As such, the examples set by the administration in Madrid and Barcelona are helpful, especially in the debate against the party considered by Unidos Podemos as its main adversary, the People’s Party. “Scum” is a recurring term for PP and Ciudadanos, and its a demonstration of how Unidas Podemos never mentions PSOE, to which, in fact, it has always offered alliance.

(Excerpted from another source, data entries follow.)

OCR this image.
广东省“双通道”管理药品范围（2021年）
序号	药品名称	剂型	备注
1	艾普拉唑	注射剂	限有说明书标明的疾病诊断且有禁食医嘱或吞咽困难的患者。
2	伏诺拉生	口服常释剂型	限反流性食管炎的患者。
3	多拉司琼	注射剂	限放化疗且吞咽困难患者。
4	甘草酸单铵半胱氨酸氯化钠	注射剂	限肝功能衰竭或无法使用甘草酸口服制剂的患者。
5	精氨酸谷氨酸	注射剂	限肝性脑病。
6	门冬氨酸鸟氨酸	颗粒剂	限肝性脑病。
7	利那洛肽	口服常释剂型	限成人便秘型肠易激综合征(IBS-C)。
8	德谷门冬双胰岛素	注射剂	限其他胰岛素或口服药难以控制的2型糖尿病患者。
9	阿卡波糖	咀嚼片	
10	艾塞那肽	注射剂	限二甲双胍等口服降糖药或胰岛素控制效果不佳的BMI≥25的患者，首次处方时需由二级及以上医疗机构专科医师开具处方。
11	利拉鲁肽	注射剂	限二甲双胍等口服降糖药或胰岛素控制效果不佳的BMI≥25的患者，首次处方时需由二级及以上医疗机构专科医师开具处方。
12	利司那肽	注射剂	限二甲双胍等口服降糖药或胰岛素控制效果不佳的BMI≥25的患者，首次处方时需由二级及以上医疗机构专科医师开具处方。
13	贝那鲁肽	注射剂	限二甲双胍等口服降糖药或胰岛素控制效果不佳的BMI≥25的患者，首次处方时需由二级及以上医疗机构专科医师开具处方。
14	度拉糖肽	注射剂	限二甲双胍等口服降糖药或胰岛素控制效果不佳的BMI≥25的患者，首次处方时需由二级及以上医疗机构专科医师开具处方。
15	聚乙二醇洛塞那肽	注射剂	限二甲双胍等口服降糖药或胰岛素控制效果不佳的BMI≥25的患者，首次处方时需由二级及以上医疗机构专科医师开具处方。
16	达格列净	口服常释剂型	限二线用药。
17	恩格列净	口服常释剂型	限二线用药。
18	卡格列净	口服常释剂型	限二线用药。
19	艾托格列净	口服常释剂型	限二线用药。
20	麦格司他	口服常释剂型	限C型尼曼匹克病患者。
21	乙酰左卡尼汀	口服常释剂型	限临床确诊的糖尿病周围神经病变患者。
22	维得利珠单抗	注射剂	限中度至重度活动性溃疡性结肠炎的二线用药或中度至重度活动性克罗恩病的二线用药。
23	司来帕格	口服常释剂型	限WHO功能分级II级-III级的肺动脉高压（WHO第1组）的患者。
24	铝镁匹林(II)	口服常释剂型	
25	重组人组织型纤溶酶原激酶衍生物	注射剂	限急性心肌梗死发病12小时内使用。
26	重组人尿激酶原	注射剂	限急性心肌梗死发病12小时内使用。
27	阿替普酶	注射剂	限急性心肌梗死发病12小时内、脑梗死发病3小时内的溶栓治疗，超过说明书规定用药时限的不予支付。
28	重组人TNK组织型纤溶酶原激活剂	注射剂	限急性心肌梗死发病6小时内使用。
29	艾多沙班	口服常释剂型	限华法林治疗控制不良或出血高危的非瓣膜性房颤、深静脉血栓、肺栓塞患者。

But it’s the speakers’ language that shows us the strength of this party. They talk about “homeland” to refer to the “people,” in direct opposition to those who use the term “homeland” to deprive certain citizens of their rights. They talk about “order,” in this case a reference to Laclau. There’s talk about “class” and about “capital,” because these people standing in front of their voters are on a fulminating path: They all come from left-wing parties. They use strong expressions against the TTIP and against austerity, against the agreement between Europe and Turkey (“they want to turn it into a refugee prison”), against the multinationals and against the anti-immigration policies (“we will close the CIE” is one and it’s exactly where the meeting is held, or “we want everyone to be considered a citizen”).
The words unify various experiences, echoing those spoken by the indignados but for another reason: because of the people listening to them. Those describing Unidos Podemos like a mob of teachers capable of waking up the desire for politics in a middle class destroyed by the crisis are mistaken. There’s a mix of everything in the meetings held by Podemos. Young people, adults, elders, boys and girls who, it seems, come from work, students and parents. The “class” composition is also a very transversal one, with a clear concentration of people who paid very dearly for the crisis afflicting Spanish society.
It wasn’t by chance that the final rally in Friday’s campaign — with all the big leaders — was carried out on Madrid’s south side and not in the center (to highlight a, by now, transnational data on the importance of the suburbs). In spite of Sunday’s results, the public is alert and focused. These are not the kind of rallies you attend to meet new friends or be entertained. Everyone is paying attention.